Holly froze, but her eyes widened, "You'd never do that....would you?"

I just nodded slowly. I was skiing downhill now, but to avoid Holly's complete humiliation and the cost it would entail in terms of loss of trust, I had to make a concession. "Look, if you're dry tonight, I'll ask Juliet tomorrow. The least she can do is to set a tariff, a period you have to stay dry for before she lets you out of nappies."

Holly's shoulders slumped. She nodded. "Alright then. But promise you'll ask her."

I promised, and unfolded the offending garment onto the bed. Holly made no resistance, and uttered no word as I taped it up around her.

I shook out her pyjama bottoms, and said, "Come on now, then you can come down and say goodnight to Simon. I think that's his car outside." at which she brightened a little.

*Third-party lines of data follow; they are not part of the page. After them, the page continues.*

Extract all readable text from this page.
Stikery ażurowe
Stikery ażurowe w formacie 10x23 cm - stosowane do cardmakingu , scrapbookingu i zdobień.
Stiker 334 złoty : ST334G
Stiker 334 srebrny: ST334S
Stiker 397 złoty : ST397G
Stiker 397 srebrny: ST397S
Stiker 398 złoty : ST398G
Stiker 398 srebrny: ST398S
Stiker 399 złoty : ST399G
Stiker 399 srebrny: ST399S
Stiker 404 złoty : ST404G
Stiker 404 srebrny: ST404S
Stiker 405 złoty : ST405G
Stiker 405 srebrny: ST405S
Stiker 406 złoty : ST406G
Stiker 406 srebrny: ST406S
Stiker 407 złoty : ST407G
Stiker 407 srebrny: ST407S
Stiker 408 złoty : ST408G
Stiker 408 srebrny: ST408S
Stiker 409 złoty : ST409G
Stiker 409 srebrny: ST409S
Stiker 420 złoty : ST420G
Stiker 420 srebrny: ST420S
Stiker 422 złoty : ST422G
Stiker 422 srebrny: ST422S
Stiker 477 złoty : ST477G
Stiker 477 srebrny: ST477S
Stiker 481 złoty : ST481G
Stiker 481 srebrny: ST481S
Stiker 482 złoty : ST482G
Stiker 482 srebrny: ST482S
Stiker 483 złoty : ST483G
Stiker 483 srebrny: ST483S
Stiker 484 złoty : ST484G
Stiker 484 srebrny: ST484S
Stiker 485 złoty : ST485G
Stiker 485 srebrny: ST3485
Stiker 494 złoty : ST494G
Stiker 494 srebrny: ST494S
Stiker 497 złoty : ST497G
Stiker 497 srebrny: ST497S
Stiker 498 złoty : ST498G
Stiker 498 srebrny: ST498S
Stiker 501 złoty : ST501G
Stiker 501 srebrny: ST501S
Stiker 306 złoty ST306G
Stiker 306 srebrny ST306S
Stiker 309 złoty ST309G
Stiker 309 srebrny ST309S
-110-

Simon arrived, bang on time as always, and bearing a bottle of red wine. My education in matters of viniculture had progressed in leaps and bounds under his tutelage and this was a particularly fine vintage, and we were close to finishing the bottle when I was obliged to restrain one of his wandering hands. My new underwear had been much approved, but that approval didn't extend to its unauthorised removal.

Simon, half smiling, raised his eyebrows at my protest, and I felt obliged to back it up.

"No, Simon, The Children! Not Here! Not Now!" I had hardly got the words out of my mouth before the implication hit me. The principle had been conceded, and we were now to negotiate the details. The where and the when.

"We could be very quiet." Replied Simon, "We wouldn't wake them."

I held on for a moment. "I don't know if I could be quiet." I said, "It would be my first..." and I stopped. I had said more than I'd intended. Much more, and I needed to fall back a little, regroup my forces, and regain control of the field. Simon didn't say anything for a while, but then kissed me very gently.

"I understand."

I decided that it was now or never. Simon had indeed been very patient and self-controlled, and I felt that now the matter was clearly on the agenda it was time to toe the line. "Perhaps, when you're in your flat...?" I offered. "We'd have somewhere private then..." Our eyes met, and Simon nodded, smiling quietly, then we kissed, long and slow.